Last month, the Hokies signed another defensive end who could continue in that line of succession, Liberty (Va.) four-star Wyatt Teller.
Tapp signed with Virginia Tech in 2002, the first year of the Rivals.com Rankings. Though he was a modest three-star prospect, Tapp blossomed with the Hokies and was an all-American in 2005.
Unlike Tapp, Teller joins Virginia Tech with impressive accolades already. Teller was an Army all-American and played on the U-19 Team USA team last month.
All season, Teller has drawn praise for his college-ready body (at 6'5" 265 pounds) and his aggressive, high-motor style. He's been on the national radar since his junior season.

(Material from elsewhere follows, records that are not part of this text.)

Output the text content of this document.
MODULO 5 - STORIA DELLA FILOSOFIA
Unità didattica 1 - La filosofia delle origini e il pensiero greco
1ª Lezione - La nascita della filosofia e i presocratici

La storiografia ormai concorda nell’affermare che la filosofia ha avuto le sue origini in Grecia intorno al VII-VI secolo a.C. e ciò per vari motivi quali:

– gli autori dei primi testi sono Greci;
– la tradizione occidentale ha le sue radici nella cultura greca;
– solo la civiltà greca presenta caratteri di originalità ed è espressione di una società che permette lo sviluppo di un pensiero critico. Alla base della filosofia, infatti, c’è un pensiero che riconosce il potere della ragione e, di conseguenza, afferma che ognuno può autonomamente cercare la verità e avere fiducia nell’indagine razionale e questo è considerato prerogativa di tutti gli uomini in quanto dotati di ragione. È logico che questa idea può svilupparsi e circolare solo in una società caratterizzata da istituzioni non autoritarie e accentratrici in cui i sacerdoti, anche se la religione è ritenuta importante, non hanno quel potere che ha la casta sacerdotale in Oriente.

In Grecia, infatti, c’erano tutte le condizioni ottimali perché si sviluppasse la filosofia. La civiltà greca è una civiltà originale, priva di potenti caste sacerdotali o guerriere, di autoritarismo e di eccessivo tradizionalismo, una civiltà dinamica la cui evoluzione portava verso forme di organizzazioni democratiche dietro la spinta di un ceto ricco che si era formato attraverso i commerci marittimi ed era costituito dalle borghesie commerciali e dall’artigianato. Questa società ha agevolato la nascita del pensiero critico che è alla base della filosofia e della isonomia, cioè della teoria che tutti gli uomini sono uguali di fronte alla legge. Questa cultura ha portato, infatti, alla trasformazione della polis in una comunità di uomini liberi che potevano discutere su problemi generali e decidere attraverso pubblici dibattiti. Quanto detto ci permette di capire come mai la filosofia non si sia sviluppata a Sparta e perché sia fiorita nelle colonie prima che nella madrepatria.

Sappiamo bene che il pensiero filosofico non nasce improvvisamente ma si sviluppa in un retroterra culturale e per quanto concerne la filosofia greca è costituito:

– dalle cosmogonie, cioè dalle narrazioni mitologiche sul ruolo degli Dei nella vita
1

"He's a big, physical end and extends his arms well off the line of scrimmage and just rides defenders into the path of the football," Rivals.com national analyst Mike Farrell said. "He's also very instinctual, when to drop, when to get his hands up. He reads plays well, he's very strong against the run, just a big, physical kid with raw skills. A lot of people think he's a big end who can just bull-rush but he can do so many different things."
At the Army all-American game, Teller might have seemed a bit overshadowed by players like LSU signee Frank Herron, but that's not the way Rivals.com Midwest analyst Josh Helmholdt saw it.

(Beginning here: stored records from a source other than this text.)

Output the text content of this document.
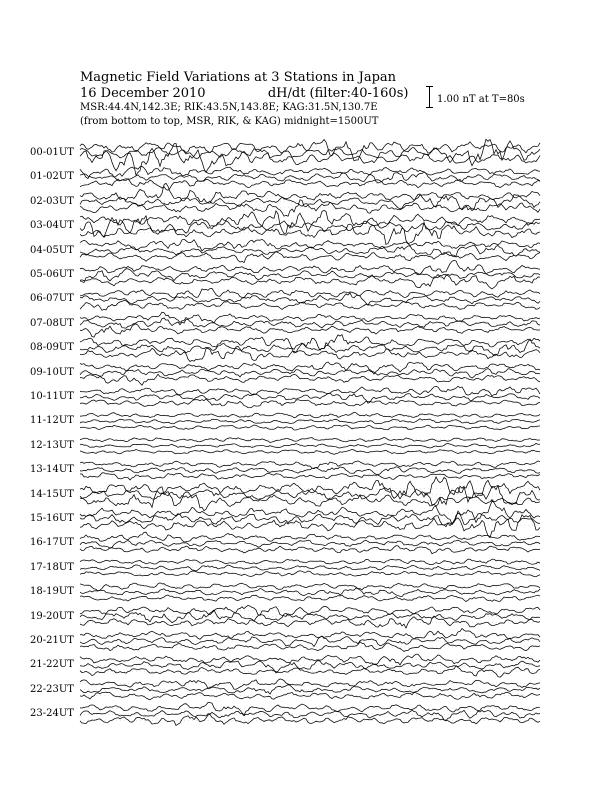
Magnetic Field Variations at 3 Stations in Japan
16 December 2010	dH/dt (filter:40-160s)
MSR:44.4N,142.3E; RIK:43.5N,143.8E; KAG:31.5N,130.7E
(from bottom to top, MSR, RIK, & KAG) midnight=1500UT
1.00 nT at T=80s
00-01UT
01-02UT
02-03UT
03-04UT
04-05UT
05-06UT
06-07UT
07-08UT
08-09UT
09-10UT
10-11UT
11-12UT
12-13UT
13-14UT
14-15UT
15-16UT
16-17UT
17-18UT
18-19UT
19-20UT
20-21UT
21-22UT
22-23UT
23-24UT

"The East team at the U.S. Army All-American Bowl was loaded with big combo defensive end/defensive tackle types, and Teller was one of the best," Helmholdt said. "He could project anywhere from a three-technique to a seven-technique on the next level because he has the strength to battle on the interior, but also the athleticism to make plays on the edge.
"What really stood out to me down in San Antonio was his football IQ. One of the best plays I saw all week during practices was Teller sniffing out a screen and intercepting the pass."
It's tough to say where Teller would compare to Smith at the same point in their careers. Smith began his career with the Hokies in 1981. Tapp was an underrated lineman out of high school who took off in college.
Before Teller this year, Virginia Tech's previous highest-rated defensive end signee was Zack McCray, No. 125 in the Rivals250 in 2010. McCray will be a junior this fall, after playing on the defensive line as a redshirt freshman and moving to tight end last season, while also playing on special teams.
Teller has also drawn praise for his low-key, blue-collar attitude that should make him a good fit for the Hokies' lunchpail mentality. Teller declined to make a big presentation when he committed in August, instead calling assistant coach Bud Foster just after lunch to inform him of the news and taking part in a pre-season scrimmage that night.
While coaches can't comment on recruits until they've received their letter of intent, Foster showed his thoughts on Teller by doing a Cartwheel in a video that's been released online.
Smith and Tapp paved the way before Teller. Now, he's poised to join them in reaching the NFL in a few years, after Teller does his work at Virginia Tech.